Why Parliament should pass the Data Protection and Privacy bill 2015 to end digital exploitation
By Godfrey Mwesigye
The digital era, which has swept across the whole world, is upon us as is evident in the numbers of people who have switched from analog to digital.
Ugandans, especially the youth, have incredibly embraced the scrolling of electronic pages on their smart-phones, tablets, and other electronic gadgets. This dispensation has lured the older generation too with a sizeable number of this demographic going digital.
We have integrated social media platforms into our day-to-day communications and interactions using WhatsApp, Twitter, Facebook, Instagram, and more to share personal information and data.
Because of this, there are unprecedented volumes of personal data that are shared across these platforms, and with telecom companies, banks as well as government. However, the questions we do not pause to ask are; who is in control of our information? Who can access it or how dangerous can it be if our private data falls into wrong hands?
The safety of personal data and privacy has increasingly come under threat. For instance, one of the most trending concerns on social media is the leakage of nudes and revenge porn. Many of the perpetrators go unpunished yet victims are left devastated.
In September last year, Action Aid International offices in Uganda were stormed by unidentified security agencies, searched and some of their private information on their databases was accessed. Most recently, in March this year, the Uganda Revenue Authority asked the commercial banks in Uganda to send all the financial records they hold on all Uganda’s banked population. However, commercial banks under their umbrella body Uganda Bankers Association defied this order.

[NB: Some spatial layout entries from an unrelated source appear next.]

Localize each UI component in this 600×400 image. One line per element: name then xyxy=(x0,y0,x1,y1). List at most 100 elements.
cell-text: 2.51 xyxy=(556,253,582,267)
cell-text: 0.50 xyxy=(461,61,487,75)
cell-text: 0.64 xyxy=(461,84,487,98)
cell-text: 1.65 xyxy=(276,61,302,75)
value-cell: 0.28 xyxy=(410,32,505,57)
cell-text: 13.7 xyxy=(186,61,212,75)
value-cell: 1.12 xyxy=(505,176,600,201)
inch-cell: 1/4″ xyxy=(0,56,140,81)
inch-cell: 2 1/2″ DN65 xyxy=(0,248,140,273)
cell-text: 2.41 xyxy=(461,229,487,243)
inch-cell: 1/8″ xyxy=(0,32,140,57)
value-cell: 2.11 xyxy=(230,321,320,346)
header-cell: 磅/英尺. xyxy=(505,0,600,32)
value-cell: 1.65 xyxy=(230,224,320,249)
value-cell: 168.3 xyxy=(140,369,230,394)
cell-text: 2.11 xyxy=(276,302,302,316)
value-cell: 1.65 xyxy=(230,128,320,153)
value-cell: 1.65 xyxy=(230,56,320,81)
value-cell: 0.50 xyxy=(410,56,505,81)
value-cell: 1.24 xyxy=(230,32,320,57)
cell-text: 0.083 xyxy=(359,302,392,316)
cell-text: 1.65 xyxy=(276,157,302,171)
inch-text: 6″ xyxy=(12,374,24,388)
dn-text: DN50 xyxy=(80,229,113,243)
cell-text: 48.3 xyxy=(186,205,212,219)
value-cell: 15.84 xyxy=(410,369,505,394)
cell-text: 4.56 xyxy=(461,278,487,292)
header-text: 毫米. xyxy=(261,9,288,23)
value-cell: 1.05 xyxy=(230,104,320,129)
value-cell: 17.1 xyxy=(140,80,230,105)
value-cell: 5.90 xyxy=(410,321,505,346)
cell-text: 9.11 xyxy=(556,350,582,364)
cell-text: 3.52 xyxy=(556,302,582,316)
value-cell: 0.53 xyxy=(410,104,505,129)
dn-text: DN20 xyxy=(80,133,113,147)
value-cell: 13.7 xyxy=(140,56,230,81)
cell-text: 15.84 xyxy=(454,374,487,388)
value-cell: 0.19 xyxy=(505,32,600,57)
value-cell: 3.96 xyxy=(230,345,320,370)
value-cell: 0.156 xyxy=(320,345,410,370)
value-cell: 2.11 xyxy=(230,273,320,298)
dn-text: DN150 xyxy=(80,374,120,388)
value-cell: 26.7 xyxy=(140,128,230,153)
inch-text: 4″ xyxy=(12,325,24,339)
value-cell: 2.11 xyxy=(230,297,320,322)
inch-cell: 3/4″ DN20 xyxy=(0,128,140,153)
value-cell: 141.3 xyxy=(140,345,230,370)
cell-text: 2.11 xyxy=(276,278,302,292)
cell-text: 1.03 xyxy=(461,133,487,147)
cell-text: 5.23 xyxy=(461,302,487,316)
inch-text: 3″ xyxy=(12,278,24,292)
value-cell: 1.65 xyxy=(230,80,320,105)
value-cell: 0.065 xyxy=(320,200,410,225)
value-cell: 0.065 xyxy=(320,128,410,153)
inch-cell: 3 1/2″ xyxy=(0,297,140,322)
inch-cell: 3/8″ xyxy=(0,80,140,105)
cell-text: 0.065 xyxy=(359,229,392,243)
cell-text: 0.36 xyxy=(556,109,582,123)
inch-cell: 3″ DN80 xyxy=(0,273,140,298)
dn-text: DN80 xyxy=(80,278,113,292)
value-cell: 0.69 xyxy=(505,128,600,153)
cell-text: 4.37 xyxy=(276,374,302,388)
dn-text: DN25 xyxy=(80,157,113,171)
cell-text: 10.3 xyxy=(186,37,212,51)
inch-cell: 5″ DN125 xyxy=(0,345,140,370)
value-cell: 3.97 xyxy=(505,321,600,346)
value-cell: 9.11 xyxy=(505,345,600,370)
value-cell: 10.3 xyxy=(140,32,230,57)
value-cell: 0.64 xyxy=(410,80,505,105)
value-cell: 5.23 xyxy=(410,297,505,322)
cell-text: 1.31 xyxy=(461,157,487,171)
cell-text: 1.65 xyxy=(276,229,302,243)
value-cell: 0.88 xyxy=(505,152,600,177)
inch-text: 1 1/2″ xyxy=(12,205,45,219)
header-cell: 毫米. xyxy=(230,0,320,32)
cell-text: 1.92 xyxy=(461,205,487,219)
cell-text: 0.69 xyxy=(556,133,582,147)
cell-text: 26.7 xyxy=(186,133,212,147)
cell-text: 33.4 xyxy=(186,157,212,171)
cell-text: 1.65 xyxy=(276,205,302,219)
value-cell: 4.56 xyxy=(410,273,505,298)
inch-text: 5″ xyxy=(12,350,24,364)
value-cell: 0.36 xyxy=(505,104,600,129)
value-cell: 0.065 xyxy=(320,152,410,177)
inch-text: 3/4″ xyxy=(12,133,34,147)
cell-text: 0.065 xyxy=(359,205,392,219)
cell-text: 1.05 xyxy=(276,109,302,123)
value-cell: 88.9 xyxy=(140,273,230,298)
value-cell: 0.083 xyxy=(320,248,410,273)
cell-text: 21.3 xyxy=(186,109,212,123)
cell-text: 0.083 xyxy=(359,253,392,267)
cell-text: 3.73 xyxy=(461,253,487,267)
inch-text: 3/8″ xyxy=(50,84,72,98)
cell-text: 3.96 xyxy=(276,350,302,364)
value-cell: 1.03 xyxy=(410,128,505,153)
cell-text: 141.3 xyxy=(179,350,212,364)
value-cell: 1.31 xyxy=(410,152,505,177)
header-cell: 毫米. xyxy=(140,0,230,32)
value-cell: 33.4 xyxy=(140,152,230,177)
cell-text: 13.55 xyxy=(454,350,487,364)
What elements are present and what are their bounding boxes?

This brings us to the critical debate on personal data, communication, and the right privacy.
Where is the problem?
Currently, Uganda does not have a comprehensive policy on data protection and privacy. This leaves many; especially internet users, vulnerable. Some potentially could end up being arrested and prosecuted in Courts of Law.
The existing laws in the country are too weak to protect the citizens who use the internet and other forms of electronic data. Whereas, Article 27(2) of Uganda’s Constitution provides that no person shall be subjected to the interference of the privacy of persons home, correspondence or communication, the country has no comprehensive law to safeguard personal data.

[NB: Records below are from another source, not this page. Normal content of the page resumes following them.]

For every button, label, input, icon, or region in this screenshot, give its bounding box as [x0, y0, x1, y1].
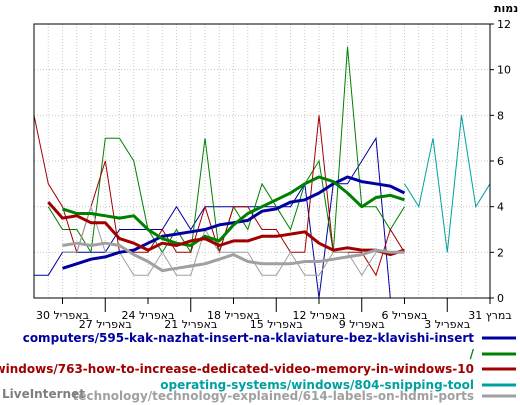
- x-tick-label: 27 באפריל: [79, 318, 132, 331]
- x-tick-label: 15 באפריל: [250, 318, 303, 331]
- series-average-line-2: [47, 201, 405, 257]
- x-tick-label: 3 באפריל: [424, 318, 470, 331]
- series-average-line-0: [62, 175, 406, 270]
- series-raw-line-0: [34, 136, 391, 299]
- raw-series-layer: [33, 46, 491, 299]
- brand-label: LiveInternet: [2, 387, 85, 401]
- y-tick-label: 0: [497, 292, 504, 305]
- legend-label-0: computers/595-kak-nazhat-insert-na-klavi…: [23, 331, 475, 345]
- y-axis-ticks: 0 2 4 6 8 10 12: [490, 18, 511, 305]
- x-tick-label: 6 באפריל: [381, 309, 427, 322]
- y-axis-unit-label: נמות: [494, 2, 518, 15]
- series-average-line-4: [62, 241, 405, 273]
- x-tick-label: 24 באפריל: [121, 309, 174, 322]
- series-raw-line-3: [404, 115, 491, 253]
- y-tick-label: 10: [497, 64, 511, 77]
- y-tick-label: 4: [497, 201, 504, 214]
- y-tick-label: 6: [497, 155, 504, 168]
- x-tick-label: 18 באפריל: [207, 309, 260, 322]
- x-tick-label: 9 באפריל: [339, 318, 385, 331]
- average-series-layer: [47, 175, 406, 273]
- x-tick-label: 21 באפריל: [164, 318, 217, 331]
- legend: computers/595-kak-nazhat-insert-na-klavi…: [0, 331, 516, 403]
- y-tick-label: 8: [497, 109, 504, 122]
- x-tick-label: 31 במרץ: [468, 309, 511, 322]
- x-tick-label: 30 באפריל: [36, 309, 89, 322]
- x-tick-label: 12 באפריל: [292, 309, 345, 322]
- series-average-line-1: [62, 175, 405, 247]
- y-tick-label: 12: [497, 18, 511, 31]
- legend-label-2: ms/windows/763-how-to-increase-dedicated…: [0, 362, 474, 376]
- legend-label-3: operating-systems/windows/804-snipping-t…: [160, 378, 474, 392]
- y-tick-label: 2: [497, 246, 504, 259]
- legend-label-1: /: [470, 347, 475, 361]
- legend-label-4: technology/technology-explained/614-labe…: [73, 389, 474, 403]
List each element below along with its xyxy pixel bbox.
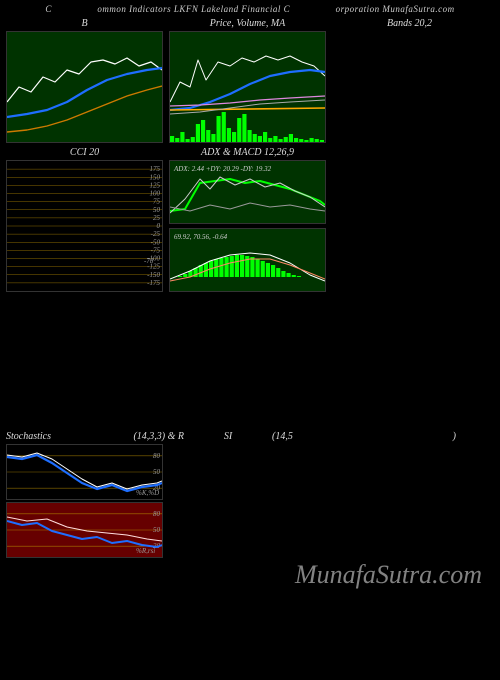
svg-text:50: 50 — [153, 206, 161, 214]
svg-text:-175: -175 — [147, 279, 160, 287]
chart-adx: ADX: 2.44 +DY: 20.29 -DY: 19.32 — [169, 160, 326, 224]
chart-macd: 69.92, 70.56, -0.64 — [169, 228, 326, 292]
row-2: CCI 20 1751501251007550250-25-50-75-100-… — [0, 147, 500, 292]
svg-text:80: 80 — [153, 510, 161, 518]
svg-text:-25: -25 — [151, 230, 161, 238]
svg-text:%K,%D: %K,%D — [136, 489, 159, 497]
svg-text:75: 75 — [153, 198, 161, 206]
svg-text:50: 50 — [153, 468, 161, 476]
t-p: ) — [346, 431, 456, 442]
hdr-r: orporation MunafaSutra.com — [336, 4, 455, 14]
svg-text:125: 125 — [150, 181, 161, 189]
svg-text:69.92, 70.56, -0.64: 69.92, 70.56, -0.64 — [174, 233, 228, 241]
svg-text:100: 100 — [150, 190, 161, 198]
hdr-m: ommon Indicators LKFN Lakeland Financial… — [97, 4, 290, 14]
t-r: (14,5 — [272, 431, 342, 442]
page-header: C ommon Indicators LKFN Lakeland Financi… — [0, 0, 500, 18]
svg-text:150: 150 — [150, 173, 161, 181]
svg-text:80: 80 — [153, 452, 161, 460]
chart-stoch: 805020%K,%D — [6, 444, 163, 500]
panel-price: Price, Volume, MA — [169, 18, 326, 143]
chart-rsi: 805020%R,rsi — [6, 502, 163, 558]
title-adx: ADX & MACD 12,26,9 — [169, 147, 326, 158]
panel-adx-macd: ADX & MACD 12,26,9 ADX: 2.44 +DY: 20.29 … — [169, 147, 326, 292]
title-price: Price, Volume, MA — [169, 18, 326, 29]
svg-text:-78: -78 — [144, 257, 154, 265]
svg-text:50: 50 — [153, 526, 161, 534]
panel-cci: CCI 20 1751501251007550250-25-50-75-100-… — [6, 147, 163, 292]
svg-text:-150: -150 — [147, 271, 160, 279]
svg-text:-75: -75 — [151, 246, 161, 254]
chart-cci: 1751501251007550250-25-50-75-100-125-150… — [6, 160, 163, 292]
t-stoch: Stochastics — [6, 431, 78, 442]
panel-bbands-left: B — [6, 18, 163, 143]
row-3: 805020%K,%D 805020%R,rsi — [0, 444, 500, 558]
svg-text:%R,rsi: %R,rsi — [136, 547, 155, 555]
svg-text:25: 25 — [153, 214, 161, 222]
chart-price — [169, 31, 326, 143]
svg-text:0: 0 — [157, 222, 161, 230]
row-3-titles: Stochastics (14,3,3) & R SI (14,5 ) — [0, 426, 500, 444]
row-1: B Price, Volume, MA Bands 20,2 — [0, 18, 500, 143]
panel-bands: Bands 20,2 — [332, 18, 487, 143]
watermark: MunafaSutra.com — [295, 560, 482, 590]
svg-text:ADX: 2.44 +DY: 20.29 -DY: 19: ADX: 2.44 +DY: 20.29 -DY: 19.32 — [173, 165, 272, 173]
title-b: B — [6, 18, 163, 29]
hdr-l: C — [45, 4, 52, 14]
t-stoch2: (14,3,3) & R — [82, 431, 184, 442]
spacer — [0, 296, 500, 426]
chart-b — [6, 31, 163, 143]
svg-text:175: 175 — [150, 165, 161, 173]
title-bands: Bands 20,2 — [332, 18, 487, 29]
chart-bands — [332, 31, 487, 141]
svg-text:-50: -50 — [151, 238, 161, 246]
title-cci: CCI 20 — [6, 147, 163, 158]
t-si: SI — [188, 431, 268, 442]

There is a lot of room for exploitation of the right to privacy in the absence of proper regulations on how personal information is collected, processed or utilised in an appropriate way which respects the rights and the dignity of the subject from which the data is collected. Worse still, some of the laws on the books, like the Regulation of Interception of Communications Act (RICA) 2010 which provided for interception of communications, can easily be used by the state to curtail people’s right to privacy.
Over the last few years, there have been increased concerns of surveillance on political dissidents, journalists, and the human right defenders without their consent and under no clear regulations.
The weaknesses in the existing legal framework concerning data and privacy prompted the tabling of the Data Protection and Privacy bill 2015 in Parliament, which intends to protect personal data and the right to privacy through its provisions.
Section 4 (1) of the Bill, provides that before anyone accesses personal information, the subject from whom data is collected must consent and Section 6 stipulates that a data collector, data processor, data controller shall collect or process data in a manner which does not infringe the privacy of the person to whom the data relates.
Even in cases involving national security, where personal information may be needed for investigations and prosecutions, those in authority can access the personal information as provided for in Section 7 subsection (2)(e)(i) of the Bill.
Also important to note is that Section 3 (c) of the bill provides that a data collector shall collect adequate and relevant data but prohibits the collection of excessive and unnecessary data. However, how to measure that someone is collecting adequate, relevant and not excessive or unnecessary personal data may be challenging.
Nevertheless, the data collector or processor should handle it in a way that does not cause any harm to the subject from whom it is collected. For exceptions such as collecting personal data in order to ensure national security, I strongly agree that this should be handled still within the limits of the law. For instance, there should be a court order calling for that and the data should serve only that purpose for which it is collected.
In my opinion, if the bill is passed, it will create harmony where personal information is protected and it can only be accessed as stipulated under the law.
Way to go
It’s my humble plea that Parliament passes the Data Protection and Privacy Bill, 2015, considering the rate at which Ugandans are switching to the use electronic media and transactions, to ensure the right to privacy is protected. The International Covenant on Civil and Political Rights categorises privacy as a fundamental human right, ratified by 167 countries Uganda inclusive.